Rhapsody in Love 〜幸せの在処〜
「何言ってるんだよ?そりゃ、遼ちゃんだって変ったところもあるだろうけど、みのりちゃんへの気持ちは変わるはずない。そんな簡単に心変わりするくらいなら、初めから〝先生〟だったみのりちゃんを好きになったりするわけない!」
みのりだって、二俣に言われなくても、そう信じていたかった。自分に懸けられていた遼太郎の愛情が、高校生とは思えないほど、とてもとても深かったことも解っている。

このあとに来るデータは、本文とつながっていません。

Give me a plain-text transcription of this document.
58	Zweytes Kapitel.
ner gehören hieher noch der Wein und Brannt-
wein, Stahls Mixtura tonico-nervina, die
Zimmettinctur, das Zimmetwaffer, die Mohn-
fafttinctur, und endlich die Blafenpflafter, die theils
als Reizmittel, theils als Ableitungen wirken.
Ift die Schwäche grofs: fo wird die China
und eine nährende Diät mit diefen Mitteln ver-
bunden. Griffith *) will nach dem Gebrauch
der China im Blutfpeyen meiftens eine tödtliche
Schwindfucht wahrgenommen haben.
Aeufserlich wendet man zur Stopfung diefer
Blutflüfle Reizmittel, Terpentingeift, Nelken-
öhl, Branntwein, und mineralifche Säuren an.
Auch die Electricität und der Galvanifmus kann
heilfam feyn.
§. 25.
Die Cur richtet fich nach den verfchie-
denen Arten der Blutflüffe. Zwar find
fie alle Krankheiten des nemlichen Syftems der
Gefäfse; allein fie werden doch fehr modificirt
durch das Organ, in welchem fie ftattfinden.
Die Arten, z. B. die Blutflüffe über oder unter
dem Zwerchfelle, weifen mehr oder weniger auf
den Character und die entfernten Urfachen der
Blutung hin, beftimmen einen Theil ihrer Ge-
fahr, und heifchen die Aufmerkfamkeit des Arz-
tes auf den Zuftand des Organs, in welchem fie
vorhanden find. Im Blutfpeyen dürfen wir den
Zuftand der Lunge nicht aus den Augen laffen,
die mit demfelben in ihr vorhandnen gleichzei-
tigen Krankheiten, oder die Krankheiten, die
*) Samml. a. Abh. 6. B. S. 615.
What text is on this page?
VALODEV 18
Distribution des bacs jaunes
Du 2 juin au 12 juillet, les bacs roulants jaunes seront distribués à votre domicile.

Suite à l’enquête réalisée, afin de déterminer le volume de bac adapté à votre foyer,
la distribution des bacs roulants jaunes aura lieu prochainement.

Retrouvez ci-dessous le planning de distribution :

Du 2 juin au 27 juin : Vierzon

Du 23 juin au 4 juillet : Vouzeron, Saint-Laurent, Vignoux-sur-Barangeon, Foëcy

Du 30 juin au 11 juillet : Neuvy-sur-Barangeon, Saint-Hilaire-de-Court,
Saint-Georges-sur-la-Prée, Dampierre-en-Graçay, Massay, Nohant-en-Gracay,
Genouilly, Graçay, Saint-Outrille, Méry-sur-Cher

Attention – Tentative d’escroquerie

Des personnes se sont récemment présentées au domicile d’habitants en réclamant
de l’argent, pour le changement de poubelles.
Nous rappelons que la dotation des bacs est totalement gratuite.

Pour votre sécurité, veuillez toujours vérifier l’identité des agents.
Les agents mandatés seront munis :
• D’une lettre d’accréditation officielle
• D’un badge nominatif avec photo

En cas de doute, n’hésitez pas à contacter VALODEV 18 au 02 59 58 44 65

けれども、2年以上の時は、そんな強い想いも風化させてしまう力を持っている。ましてや、遼太郎に想いを寄せる人間が近くにいれば、その風はいっそう強くなる。
みのりはもう何も言わずに、二俣の言葉を聞いて首を横に振った。こんなみのりを見て、二俣も業を煮やす。
「何が、『狩野くんのため』だよ?自分が傷つきたくなかったから、ありもしないことを一人で勝手に想像して別れたのかよ?」
二俣の言っていることは、真実を衝いていた。
高校を卒業して離れ離れになった恋人たちが別れていく様を、みのりは何度も目の当たりにしていた。自分と遼太郎も、そうなってしまうことを恐れていた。
大人になって価値観が変わった遼太郎に、捨てられてしまうのが怖かった――。